Es wird bei der Bauleistungsversicherung der Beitrag nach der Bausumme berechnet.
Handelt es sich hierbei um die Kostenschätzung gem. DIN 276-2006 oder um reine Erstellungskosten/Baukosten?
Die Frage ist insoweit von Bedeutung, da die Kostenschätzung der DIN auch die Nebenkosten der Kostengruppe 700 (Architektenhonorare etc.) enthalten sind. Diese betragen gerne mal rd. 20 %.
Vielen Dank

Profilbild Stiftung_Warentest am 09.11.2020 um 10:19 Uhr
Was für eine Art von Vandalismus ist versichert?

@beatit: Vandalismus ist eine vorsätzliche Beschädigung des Gebäudes oder des Baugrundstücks durch Dritte. Wir haben uns mit den (sicher vielfältigen) Möglichkeiten denkbarer Beschädigungen bei der Untersuchung nicht im Einzelnen befasst. Insofern müssten Sie bitte beim Versicherer nachfragen, welche Schäden genau durch die Bedingungen abgedeckt sind. (PH)

beatit am 07.11.2020 um 17:27 Uhr
Was für eine Art von Vandalismis ist versichert?

Mich würde es sehr interessieren, welche Art von Vandalismus bei einer Bauleistungsversicherung mitversichert ist. Bei unseren Nachbarn wurde das Schnurgerüst nach der Absteckung zerstört. Somit muss durch den Vermesser das Schnurgerüst erneut abgesteckt werden. Wäre diese Art von Vandalismus durch die Bauleistungsversicherung abgesichert bzw. wenn nicht, gibt es eine Versicherung, die solche Schäden absichern würde? Vielen Dank!
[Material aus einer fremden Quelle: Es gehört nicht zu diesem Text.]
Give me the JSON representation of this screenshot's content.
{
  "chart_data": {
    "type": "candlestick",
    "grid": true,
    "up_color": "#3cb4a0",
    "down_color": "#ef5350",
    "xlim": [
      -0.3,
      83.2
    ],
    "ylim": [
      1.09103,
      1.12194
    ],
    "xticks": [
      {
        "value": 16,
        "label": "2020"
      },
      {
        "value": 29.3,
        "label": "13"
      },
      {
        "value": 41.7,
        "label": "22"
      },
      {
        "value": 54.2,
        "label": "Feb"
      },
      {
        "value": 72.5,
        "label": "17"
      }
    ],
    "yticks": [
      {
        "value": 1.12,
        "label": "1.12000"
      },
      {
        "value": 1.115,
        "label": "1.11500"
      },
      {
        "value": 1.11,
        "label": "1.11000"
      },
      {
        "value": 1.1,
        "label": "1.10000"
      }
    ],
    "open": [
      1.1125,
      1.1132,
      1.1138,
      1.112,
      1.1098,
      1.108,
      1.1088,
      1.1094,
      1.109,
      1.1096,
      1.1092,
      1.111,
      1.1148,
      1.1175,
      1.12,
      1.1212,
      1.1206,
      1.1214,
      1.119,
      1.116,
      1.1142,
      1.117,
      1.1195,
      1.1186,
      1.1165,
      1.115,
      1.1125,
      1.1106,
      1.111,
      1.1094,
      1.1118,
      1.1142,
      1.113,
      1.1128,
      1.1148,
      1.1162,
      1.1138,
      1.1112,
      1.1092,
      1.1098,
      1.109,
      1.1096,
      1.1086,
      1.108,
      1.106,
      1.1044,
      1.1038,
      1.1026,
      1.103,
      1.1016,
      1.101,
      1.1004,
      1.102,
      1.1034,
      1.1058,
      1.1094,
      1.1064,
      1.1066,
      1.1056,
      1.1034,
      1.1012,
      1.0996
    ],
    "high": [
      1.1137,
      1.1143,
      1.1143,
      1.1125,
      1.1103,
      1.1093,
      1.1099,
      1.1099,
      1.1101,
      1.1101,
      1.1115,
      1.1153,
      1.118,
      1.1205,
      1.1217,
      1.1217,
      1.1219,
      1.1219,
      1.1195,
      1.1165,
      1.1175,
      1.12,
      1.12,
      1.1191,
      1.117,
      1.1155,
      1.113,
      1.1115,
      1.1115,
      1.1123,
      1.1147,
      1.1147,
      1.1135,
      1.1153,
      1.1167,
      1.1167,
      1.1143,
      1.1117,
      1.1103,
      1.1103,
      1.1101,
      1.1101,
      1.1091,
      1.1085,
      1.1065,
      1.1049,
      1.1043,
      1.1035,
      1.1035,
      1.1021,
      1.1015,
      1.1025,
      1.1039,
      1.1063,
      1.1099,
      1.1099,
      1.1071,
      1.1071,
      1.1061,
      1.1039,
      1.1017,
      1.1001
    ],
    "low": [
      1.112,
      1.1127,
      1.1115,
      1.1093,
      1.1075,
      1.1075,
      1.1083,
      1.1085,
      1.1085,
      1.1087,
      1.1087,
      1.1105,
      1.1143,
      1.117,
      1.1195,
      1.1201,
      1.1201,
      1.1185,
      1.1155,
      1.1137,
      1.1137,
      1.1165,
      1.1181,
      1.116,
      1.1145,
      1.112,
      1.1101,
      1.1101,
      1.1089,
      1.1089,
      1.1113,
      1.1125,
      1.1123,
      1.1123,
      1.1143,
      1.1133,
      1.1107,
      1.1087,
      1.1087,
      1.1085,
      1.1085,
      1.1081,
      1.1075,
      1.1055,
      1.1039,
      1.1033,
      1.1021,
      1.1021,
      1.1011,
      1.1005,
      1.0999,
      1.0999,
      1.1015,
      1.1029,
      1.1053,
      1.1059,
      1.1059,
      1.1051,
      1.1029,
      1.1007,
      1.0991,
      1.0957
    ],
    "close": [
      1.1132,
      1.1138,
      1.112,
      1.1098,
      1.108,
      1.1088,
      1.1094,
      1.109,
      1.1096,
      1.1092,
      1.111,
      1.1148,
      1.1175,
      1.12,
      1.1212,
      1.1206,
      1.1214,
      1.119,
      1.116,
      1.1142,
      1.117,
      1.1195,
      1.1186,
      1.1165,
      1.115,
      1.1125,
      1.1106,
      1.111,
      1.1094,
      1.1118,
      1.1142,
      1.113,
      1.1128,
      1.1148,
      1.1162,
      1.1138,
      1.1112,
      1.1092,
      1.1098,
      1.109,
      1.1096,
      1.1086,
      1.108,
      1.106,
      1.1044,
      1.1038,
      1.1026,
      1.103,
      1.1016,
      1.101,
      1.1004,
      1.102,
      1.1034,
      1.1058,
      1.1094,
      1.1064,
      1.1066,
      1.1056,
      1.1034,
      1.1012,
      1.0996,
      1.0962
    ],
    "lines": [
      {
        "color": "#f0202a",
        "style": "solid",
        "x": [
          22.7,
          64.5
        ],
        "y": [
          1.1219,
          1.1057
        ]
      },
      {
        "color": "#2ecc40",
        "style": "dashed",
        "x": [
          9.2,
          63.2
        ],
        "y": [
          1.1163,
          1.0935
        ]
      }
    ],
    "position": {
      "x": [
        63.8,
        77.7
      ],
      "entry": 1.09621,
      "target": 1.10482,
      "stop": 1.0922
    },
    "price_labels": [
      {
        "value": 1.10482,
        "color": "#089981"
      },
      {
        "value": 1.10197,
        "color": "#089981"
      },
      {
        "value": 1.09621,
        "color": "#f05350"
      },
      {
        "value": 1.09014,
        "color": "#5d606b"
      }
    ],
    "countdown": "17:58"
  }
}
Profilbild Stiftung_Warentest am 25.05.2020 um 14:21 Uhr
Doppelhaus = 2 x alle Versicherungen?

@OrSz80: Die entscheidende Frage ist: Wer ist Bauherr? Das kommt darauf an, wer mit wem die Bauverträge abgeschlossen hat. Die Regel dürfte sein: Jeder ist für seine Doppelhaushälfte der Bauherr und muss sich dann selbst um sein Haftpflichtrisiko kümmern. Es aber auch denkbar und ohne Weiteres zulässig, sich für den Bau eines Doppelhauses zusammenzutun und den Bau gemeinsam in Auftrag zu geben. Es gibt dann nur einen Bauvertrag, indem die beiden Bauherren gemeinsam das Bauunternehmen beauftragen. (dda)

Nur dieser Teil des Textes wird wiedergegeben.